Donc certaines sommes dues au titre de 1999 mais seulement recouvrées en
2000 seront transférées alors qu'elles ne l'auraient pas
dû.
b) Le financement de la couverture complémentaire : budget de l'Etat et prélèvement obligatoire
Le texte
crée à son article 25 un fonds de financement de la protection
complémentaire. Il doit prendre en charge le coût de la couverture
complémentaire, évalué la première année
à 1500 F par an et par bénéficiaire pour 6 millions de
personnes, soit 9 milliards de francs. Il obéit à un principe
inégal : reversement pour les organismes privés (dès
qu'un organisme prend en charge un bénéficiaire de la CMU, il
reçoit cette somme forfaitaire), remboursement au franc le franc pour
l'assurance maladie.
Les recettes de ce fonds proviennent :
• d'une contribution de 1,75 % du chiffre d'affaires des activités
" santé " des mutuelles et des compagnies d'assurance, avec un
paiement trimestriel. Cette contribution est nette des reversements aux
mêmes organismes par le fonds pour la prise en charge de
bénéficiaires de la CMU (1500 F par affilié), chaque
organisme ne versant au fonds que la différence (ou percevant le surplus
théorique) entre sa contribution et les reversements ; sa ressource est
estimée à un montant maximum de 1,8 milliard de francs ;
• d'une subvention d'équilibre de l'Etat évaluée
ex post
, estimée en première année à 7,2
milliards de francs au moins.
Le financement du volet complémentaire de la couverture maladie
universelle repose ainsi sur un prélèvement obligatoire nouveau
et sur une subvention d'équilibre qui servira de variable d'ajustement.

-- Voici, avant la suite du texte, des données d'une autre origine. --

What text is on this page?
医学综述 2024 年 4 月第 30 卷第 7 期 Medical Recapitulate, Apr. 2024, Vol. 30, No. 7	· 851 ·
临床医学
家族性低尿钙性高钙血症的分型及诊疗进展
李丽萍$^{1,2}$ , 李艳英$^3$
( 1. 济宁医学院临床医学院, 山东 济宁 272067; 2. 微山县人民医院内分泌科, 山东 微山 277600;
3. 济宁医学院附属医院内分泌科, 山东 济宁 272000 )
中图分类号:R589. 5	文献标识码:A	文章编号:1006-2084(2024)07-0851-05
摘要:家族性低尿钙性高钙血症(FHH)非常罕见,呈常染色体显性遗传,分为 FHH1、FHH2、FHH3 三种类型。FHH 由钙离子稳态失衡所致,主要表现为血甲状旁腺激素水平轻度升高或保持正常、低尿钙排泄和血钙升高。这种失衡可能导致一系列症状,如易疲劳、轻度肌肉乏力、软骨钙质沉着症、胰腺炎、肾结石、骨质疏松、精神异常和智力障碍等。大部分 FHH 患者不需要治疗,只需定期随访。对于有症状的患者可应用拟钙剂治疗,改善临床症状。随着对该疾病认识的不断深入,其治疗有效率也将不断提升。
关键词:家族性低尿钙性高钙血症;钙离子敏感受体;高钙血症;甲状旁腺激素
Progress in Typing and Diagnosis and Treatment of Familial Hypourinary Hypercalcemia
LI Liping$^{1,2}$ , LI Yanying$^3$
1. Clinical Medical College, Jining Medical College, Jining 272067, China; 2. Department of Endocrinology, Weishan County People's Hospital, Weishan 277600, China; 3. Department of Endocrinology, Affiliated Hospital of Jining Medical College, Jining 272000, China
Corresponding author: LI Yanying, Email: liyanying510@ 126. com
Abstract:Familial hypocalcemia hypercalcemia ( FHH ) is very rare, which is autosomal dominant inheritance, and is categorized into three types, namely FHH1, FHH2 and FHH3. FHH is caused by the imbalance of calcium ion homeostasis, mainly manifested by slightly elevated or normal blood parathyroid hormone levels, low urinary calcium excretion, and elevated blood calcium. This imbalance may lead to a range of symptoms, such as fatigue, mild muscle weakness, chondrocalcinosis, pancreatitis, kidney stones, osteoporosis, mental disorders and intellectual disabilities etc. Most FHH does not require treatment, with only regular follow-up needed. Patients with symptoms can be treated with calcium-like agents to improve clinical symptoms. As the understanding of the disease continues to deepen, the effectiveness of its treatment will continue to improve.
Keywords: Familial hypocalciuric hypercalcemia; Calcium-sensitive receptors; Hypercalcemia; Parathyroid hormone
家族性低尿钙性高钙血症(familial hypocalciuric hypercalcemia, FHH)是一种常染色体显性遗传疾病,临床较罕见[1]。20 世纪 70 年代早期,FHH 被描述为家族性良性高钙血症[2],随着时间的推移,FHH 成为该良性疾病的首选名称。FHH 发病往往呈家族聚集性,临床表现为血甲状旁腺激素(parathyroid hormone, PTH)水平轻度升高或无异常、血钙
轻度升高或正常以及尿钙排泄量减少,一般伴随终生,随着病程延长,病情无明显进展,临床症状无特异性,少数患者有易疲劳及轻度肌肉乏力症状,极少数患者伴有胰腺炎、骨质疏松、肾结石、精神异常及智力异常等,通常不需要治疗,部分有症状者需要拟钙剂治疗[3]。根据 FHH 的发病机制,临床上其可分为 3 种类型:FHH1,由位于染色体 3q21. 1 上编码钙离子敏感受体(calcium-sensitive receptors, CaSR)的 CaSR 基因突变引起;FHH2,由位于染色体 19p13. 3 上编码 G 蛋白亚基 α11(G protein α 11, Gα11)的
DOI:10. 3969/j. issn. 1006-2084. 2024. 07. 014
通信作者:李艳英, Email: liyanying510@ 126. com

Or comment est-elle financée dans les crédits de l'Etat ?
L'étude d'impact révèle qu'il manque au moins 1,7
milliards de francs la première année du financement. Mais de
plus toute hausse des dépenses du fonds ou toute baisse de ses recettes
pèsera entièrement sur l'Etat, sauf à augmenter davantage
la contribution des organismes de protection complémentaire.